Hello. When I analize my data in FASTQC, the SEQUENCE DUPLICATION LEVELS are ok (green lavel and percent of seqs remaininig if deduplicated 75%). Then a use MAP WITH BWA to aling the reads and I get the BAM file. But when I perform MARK DUPLICATES with the BAM file, the PERCENT_DUPLICATION is 0.82, and I don't know why. Can someboby help me, please? Thank you.
The tools count up duplicated reads based on different criteria. Also, FastQC only analyzes the first 100-200k reads (depending on the module), where the Picard mark duplicate step only considers mapped reads.
It may help to review the tools to better understand how they function. Links to the manuals are on the tool forms and there is much discussion about QA methods and duplicates, plus how to handle them, included in the Galaxy Tutorials https://galaxyproject.org/learn/ and at general bioinformatics Q&A sites like https://www.biostars.org/ and https://bioinformatics.stackexchange.com/. Some tools also host google groups or other tool-specific discussion sites.
For example, FastQC is described in detail here: https://www.bioinformatics.babraham.ac.uk/projects/fastqc/ >> https://www.bioinformatics.babraham.ac.uk/projects/fastqc/Help/3%20Analysis%20Modules/8%20Duplicate%20Sequences.html
Thanks! Jen, Galaxy team
I have a Fastq file with 30,000 reads (less than 100.000). When I analyze them with Fastqc the level of duplicates goes very high. Then I trim the readings to eliminate low quality bases and the levels of duplicates drop to normal levels. I suppose this will be because when I change the length of the readings the program doesn't consider them as duplicates. Then I map the readings with Bowtie2 and I pass the BAM file to MarkDuplicates. Almost all the sequences are mapped but PERCENT DUPLICATION go back up to 80%. How can this be? Thank you.
Is there some part of the original reply that is not clear? In short, "Duplicate" detection does represent the same data evaluation method between the two tools, does not consider the same sequence data at a technical level, and is not expected to have the same percentages (so, cannot be directly compared).
FastQC is a QA tool that runs on subsets of data. The duplicates in the final, complete mapped BAM are the duplicates that you will probably want to get rid of (mark) during a variant analysis workflow. From what you have shared, the original library construction seems to be problematic and produced a high rate of duplication. Up to 50% might be OK, but higher is not great. There can be several factors that can contribute to this type of sequencing result. Reasons are covered in the tutorials, external reference links, and in discussions at general bioinformatics discussion forums such as https://www.biostars.org/ and https://bioinformatics.stackexchange.com/.
You may want to contact the lab that created the data and share your results, especially if this was done by a vendor. Public datasets might also be problematic, but there is not much that can be done about those, the data authors/source are probably already aware that the data are not of high diversity/content quality.

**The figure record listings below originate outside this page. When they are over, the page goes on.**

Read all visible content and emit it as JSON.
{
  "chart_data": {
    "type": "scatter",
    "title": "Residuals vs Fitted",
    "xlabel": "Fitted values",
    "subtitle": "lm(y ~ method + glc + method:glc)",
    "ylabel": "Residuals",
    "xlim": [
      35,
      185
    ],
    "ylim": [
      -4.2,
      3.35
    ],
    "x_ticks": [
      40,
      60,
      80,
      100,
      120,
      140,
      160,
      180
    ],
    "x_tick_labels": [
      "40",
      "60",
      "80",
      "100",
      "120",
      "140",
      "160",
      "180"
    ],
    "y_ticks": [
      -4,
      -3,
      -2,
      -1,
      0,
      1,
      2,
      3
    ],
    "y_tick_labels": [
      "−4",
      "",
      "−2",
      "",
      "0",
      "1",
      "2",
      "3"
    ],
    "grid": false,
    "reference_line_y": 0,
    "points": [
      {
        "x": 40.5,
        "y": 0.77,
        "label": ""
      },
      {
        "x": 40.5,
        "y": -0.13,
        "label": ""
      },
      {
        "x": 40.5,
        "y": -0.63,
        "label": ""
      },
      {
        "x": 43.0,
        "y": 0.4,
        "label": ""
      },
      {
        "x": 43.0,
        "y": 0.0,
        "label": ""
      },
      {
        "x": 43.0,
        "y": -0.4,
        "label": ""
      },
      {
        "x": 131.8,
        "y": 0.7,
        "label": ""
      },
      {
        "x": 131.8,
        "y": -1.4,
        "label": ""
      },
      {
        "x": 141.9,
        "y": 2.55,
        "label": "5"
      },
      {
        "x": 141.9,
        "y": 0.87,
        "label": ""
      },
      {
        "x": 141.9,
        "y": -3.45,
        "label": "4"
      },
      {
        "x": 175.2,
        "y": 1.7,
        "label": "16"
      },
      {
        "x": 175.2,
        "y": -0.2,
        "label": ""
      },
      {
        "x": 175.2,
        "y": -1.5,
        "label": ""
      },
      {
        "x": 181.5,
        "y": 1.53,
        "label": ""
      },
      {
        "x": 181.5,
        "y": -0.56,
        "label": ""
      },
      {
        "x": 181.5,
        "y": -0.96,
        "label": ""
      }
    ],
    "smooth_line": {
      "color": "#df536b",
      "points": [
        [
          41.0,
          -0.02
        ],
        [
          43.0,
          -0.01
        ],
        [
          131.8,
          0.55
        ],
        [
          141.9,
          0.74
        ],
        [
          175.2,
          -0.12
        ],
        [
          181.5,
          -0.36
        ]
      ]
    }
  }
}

I know that FastQC only analyzes the first 100.000 reads and mark duplicate only considers mapped reads. But I only have 30.000 reads, therefore all the readings are taken into account. On the other hand all the readings are mapped. Why in this case both tools do not consider the same data? I think the data is practically the same., and I don't know why are there hardly any duplicates for one program and for the other there is 80%.
FastQC looks for sequencing duplicates. If exact, meaning the same nucleotide string, those are considered sequencing duplicates. These can also sometimes be counted up in the FastQC module "Overrepresented", but not always.

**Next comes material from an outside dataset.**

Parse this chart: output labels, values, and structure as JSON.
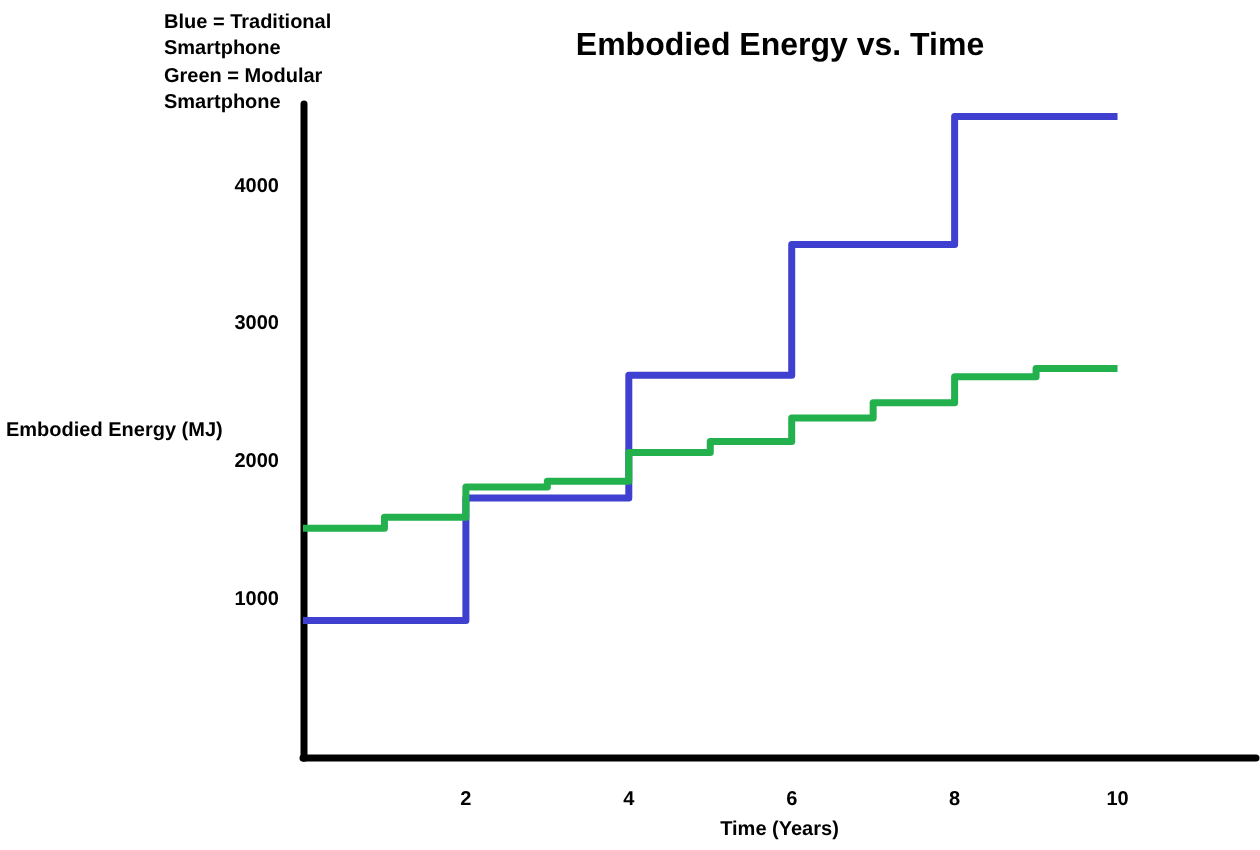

Mark duplicates examines the portion of the sequence that actually mapped to the target genome and the mapping position/CIGAR. If exact, then those reads are considered optical duplicates.
Trimming the sequences to remove artifact is not enough to clear up optical duplications. Trimming artifact can help more reads to map, although most modern NGS mappers will just ignore short portions of ends that are not represented in the target genome mapped against (during mapping, advanced settings can be tuned to make this more or less stringent).

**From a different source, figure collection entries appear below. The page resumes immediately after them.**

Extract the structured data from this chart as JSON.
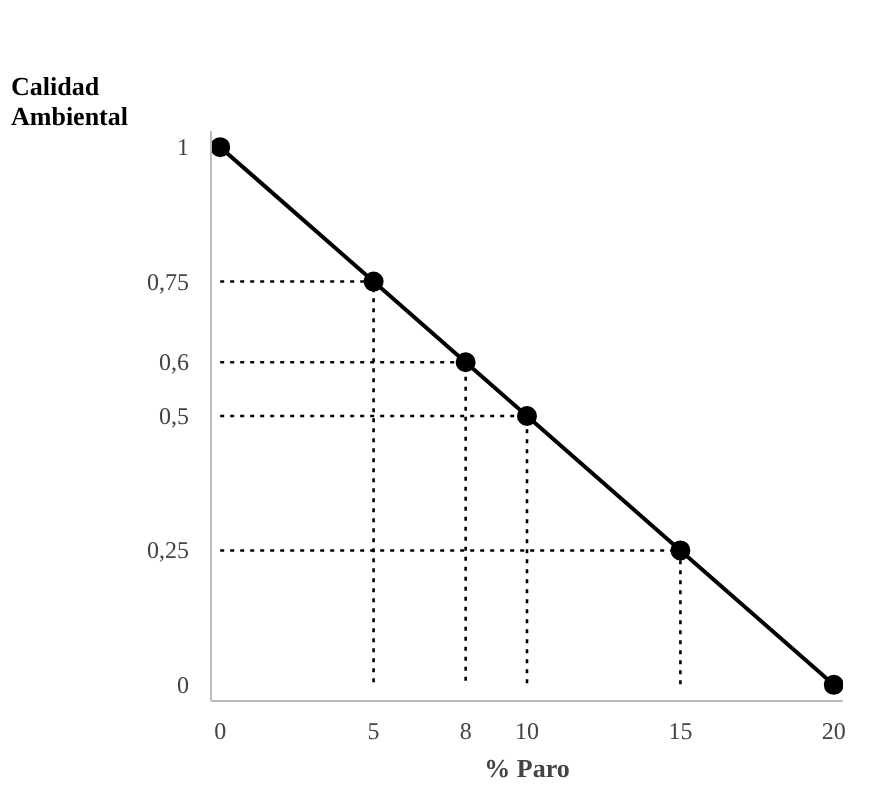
{
  "chart_data": {
    "type": "line",
    "xlabel": "% Paro",
    "ylabel": "Calidad Ambiental",
    "x": [
      0,
      5,
      8,
      10,
      15,
      20
    ],
    "series": [
      {
        "color": "#000000",
        "values": [
          1,
          0.75,
          0.6,
          0.5,
          0.25,
          0
        ]
      },
      {
        "color": "#000000",
        "x": [
          0,
          5,
          5
        ],
        "values": [
          0.75,
          0.75,
          0
        ],
        "line_style": "dotted",
        "marker": "none"
      },
      {
        "color": "#000000",
        "x": [
          0,
          8,
          8
        ],
        "values": [
          0.6,
          0.6,
          0
        ],
        "line_style": "dotted",
        "marker": "none"
      },
      {
        "color": "#000000",
        "x": [
          0,
          10,
          10
        ],
        "values": [
          0.5,
          0.5,
          0
        ],
        "line_style": "dotted",
        "marker": "none"
      },
      {
        "color": "#000000",
        "x": [
          0,
          15,
          15
        ],
        "values": [
          0.25,
          0.25,
          0
        ],
        "line_style": "dotted",
        "marker": "none"
      }
    ],
    "marker": "circle",
    "line_style": "solid",
    "xlim": [
      -0.3,
      20.3
    ],
    "ylim": [
      -0.03,
      1.03
    ],
    "xticks": [
      0,
      5,
      8,
      10,
      15,
      20
    ],
    "yticks": [
      0,
      {
        "value": 0.25,
        "label": "0,25"
      },
      {
        "value": 0.5,
        "label": "0,5"
      },
      {
        "value": 0.6,
        "label": "0,6"
      },
      {
        "value": 0.75,
        "label": "0,75"
      },
      1
    ]
  }
}
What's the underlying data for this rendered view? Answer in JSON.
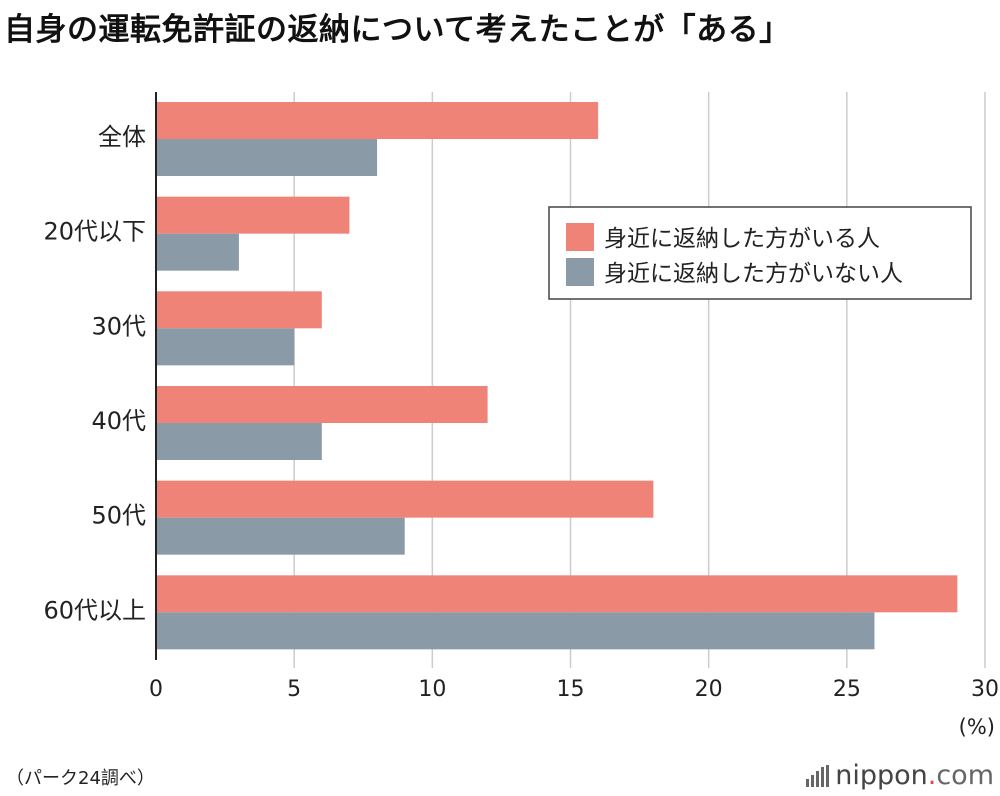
{
  "title": "自身の運転免許証の返納について考えたことが「ある」",
  "source": "（パーク24調べ）",
  "brand": {
    "name": "nippon",
    "dot": ".",
    "tld": "com"
  },
  "colors": {
    "series1": "#f08378",
    "series2": "#8a9aa6",
    "grid": "#cccccc",
    "axis": "#222222"
  },
  "chart_data": {
    "type": "bar",
    "orientation": "horizontal",
    "categories": [
      "全体",
      "20代以下",
      "30代",
      "40代",
      "50代",
      "60代以上"
    ],
    "series": [
      {
        "name": "身近に返納した方がいる人",
        "values": [
          16,
          7,
          6,
          12,
          18,
          29
        ]
      },
      {
        "name": "身近に返納した方がいない人",
        "values": [
          8,
          3,
          5,
          6,
          9,
          26
        ]
      }
    ],
    "xlim": [
      0,
      30
    ],
    "xticks": [
      "0",
      "5",
      "10",
      "15",
      "20",
      "25",
      "30"
    ],
    "unit_label": "(%)",
    "grid": true,
    "legend_position": "top-right"
  }
}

There are not overrepresented reads in Fastq results and there are 0 optical duplicates in Markduplicates.
Is it possible that MarkDuplicates only take into account the 5' coordinate of the reads to decide if they are duplicated and for this reason reads that were not considered duplicated in Fastqc because the 3' ends are cut in different lengths are considered duplicates in MarkDuplicates for having the same 5 'coordinates?